The resulting MLIP achieves high-fidelity agreement with DFT while enabling efficient large-scale trajectory sampling to provide detailed atomistic insight into the NO-graphite scattering mechanisms.

Methodology

• Performed AIMD simulations of NO scattering on HOPG at 100 K and 300 K, with incident energies of 0.1 eV and 0.3 eV.
• Represented local atomic environments using SOAP descriptors and performed dimensionality reduction via PCA.
• Employed farthest point sampling (FPS) in the reduced descriptor space to build a compact, diverse training set (dataset A) from the AIMD data.
• Trained an initial committee of Deep Potential MLIP models on dataset A.
• Conducted classical MD simulations using one MLIP model to generate additional candidate configurations.
• Selectively labeled new configurations exhibiting high model uncertainty via DFT calculations, and refined the MLIP (dataset B).

Results

• The FPS-sampled dataset A captured the essential configurational diversity, with only 6,671 configurations (0.9% of full AIMD data).
• The final MLIP trained on dataset B achieved high accuracy, with energy RMSE of 0.0601 eV and force RMSE of 0.0334 eV/Å on the validation set.
• MD simulations using the MLIP provided detailed insights into NO scattering on graphite:
  • Scattering probability increases from ~7% at 0.05 eV to near-unity above 1 eV.
  • Scattered molecules lose 50-82% of their initial kinetic energy, with higher losses at lower incident energies.
  • Polar angular distributions evolve from broad to strongly forward-peaked as incident energy increases.
  • Rotational excitation increases with incident energy, exhibiting a transition from near-thermal to non-Boltzmann distributions.

Interpretation

• The transition from trapping-mediated to direct scattering regimes reflects the interplay between the shallow physisorption well depth and the incident kinetic energy.
• The substantial translational energy loss is attributed to efficient momentum transfer during the collision, leading to partial thermalization of the scattered molecules.
• The progressive narrowing and forward focusing of the angular distributions indicates a transition toward more impulsive, specular-like scattering at higher energies.
• Rotational excitation dynamics reveal a combination of moderate torques leading to broad, thermal-like distributions and highly impulsive collisions resulting in rotational rainbow scattering.

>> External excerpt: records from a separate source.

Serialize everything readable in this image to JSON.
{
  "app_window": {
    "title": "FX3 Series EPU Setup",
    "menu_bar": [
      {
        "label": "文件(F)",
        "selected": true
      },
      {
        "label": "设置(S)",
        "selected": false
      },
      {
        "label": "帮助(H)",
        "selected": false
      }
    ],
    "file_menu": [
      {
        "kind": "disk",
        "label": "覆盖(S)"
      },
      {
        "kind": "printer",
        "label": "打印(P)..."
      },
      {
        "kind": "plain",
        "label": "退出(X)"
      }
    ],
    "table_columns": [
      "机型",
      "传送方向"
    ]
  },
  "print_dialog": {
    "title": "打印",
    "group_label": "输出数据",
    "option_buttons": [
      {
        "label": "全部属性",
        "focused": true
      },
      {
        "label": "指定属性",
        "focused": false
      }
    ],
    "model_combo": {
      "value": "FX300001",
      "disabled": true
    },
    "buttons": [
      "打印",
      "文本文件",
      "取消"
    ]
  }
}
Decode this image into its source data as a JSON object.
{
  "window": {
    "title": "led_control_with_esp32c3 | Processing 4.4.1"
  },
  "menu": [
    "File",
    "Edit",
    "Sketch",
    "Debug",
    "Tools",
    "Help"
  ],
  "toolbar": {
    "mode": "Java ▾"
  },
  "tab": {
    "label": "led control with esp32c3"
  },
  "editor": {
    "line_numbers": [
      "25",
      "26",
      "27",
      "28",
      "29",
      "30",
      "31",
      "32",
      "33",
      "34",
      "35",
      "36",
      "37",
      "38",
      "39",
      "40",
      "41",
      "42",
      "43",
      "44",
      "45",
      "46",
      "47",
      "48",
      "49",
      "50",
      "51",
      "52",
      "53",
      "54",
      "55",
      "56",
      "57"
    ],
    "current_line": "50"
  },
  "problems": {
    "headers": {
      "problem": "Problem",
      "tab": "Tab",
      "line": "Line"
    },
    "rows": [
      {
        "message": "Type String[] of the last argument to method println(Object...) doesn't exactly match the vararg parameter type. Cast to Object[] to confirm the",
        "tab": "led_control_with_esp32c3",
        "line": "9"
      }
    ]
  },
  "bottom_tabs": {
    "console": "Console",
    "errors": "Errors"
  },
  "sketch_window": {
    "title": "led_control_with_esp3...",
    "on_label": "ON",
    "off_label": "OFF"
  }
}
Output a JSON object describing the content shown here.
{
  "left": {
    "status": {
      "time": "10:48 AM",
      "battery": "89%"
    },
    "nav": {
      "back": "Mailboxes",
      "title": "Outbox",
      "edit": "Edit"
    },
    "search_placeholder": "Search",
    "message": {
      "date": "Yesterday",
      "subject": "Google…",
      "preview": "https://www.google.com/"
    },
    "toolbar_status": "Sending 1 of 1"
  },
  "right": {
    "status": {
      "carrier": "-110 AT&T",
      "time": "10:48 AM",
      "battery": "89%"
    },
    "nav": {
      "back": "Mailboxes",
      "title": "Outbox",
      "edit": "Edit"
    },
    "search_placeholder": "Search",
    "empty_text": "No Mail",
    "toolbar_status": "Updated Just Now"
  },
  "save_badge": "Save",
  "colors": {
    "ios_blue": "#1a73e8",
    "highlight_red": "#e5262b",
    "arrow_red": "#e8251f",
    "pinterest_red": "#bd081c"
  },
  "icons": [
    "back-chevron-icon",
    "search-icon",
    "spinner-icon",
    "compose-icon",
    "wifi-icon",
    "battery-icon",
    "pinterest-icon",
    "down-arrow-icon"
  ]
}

Limitations & Uncertainties

• The simulations were limited to normal incidence and did not fully capture the influence of surface temperature on the relative contributions of diffuse and specular scattering components.
• Longer simulation times may be required to fully resolve the trapping-desorption dynamics, especially at lower surface temperatures.
• While the MLIP demonstrates excellent accuracy, it was trained and validated against a finite AIMD dataset and may not fully capture rare or unexplored configurations.

What Comes Next

• Extend the workflow to other gas-surface systems, including more complex adsorbates and reactive processes.
• Investigate the impact of surface defects, steps, and other heterogeneities on the scattering dynamics.
• Explore the coupling between rotational, vibrational, and translational degrees of freedom in the energy transfer mechanisms.
• Incorporate the MLIP into multiscale modeling approaches to bridge the gap between atomistic simulations and macroscopic experimental observables.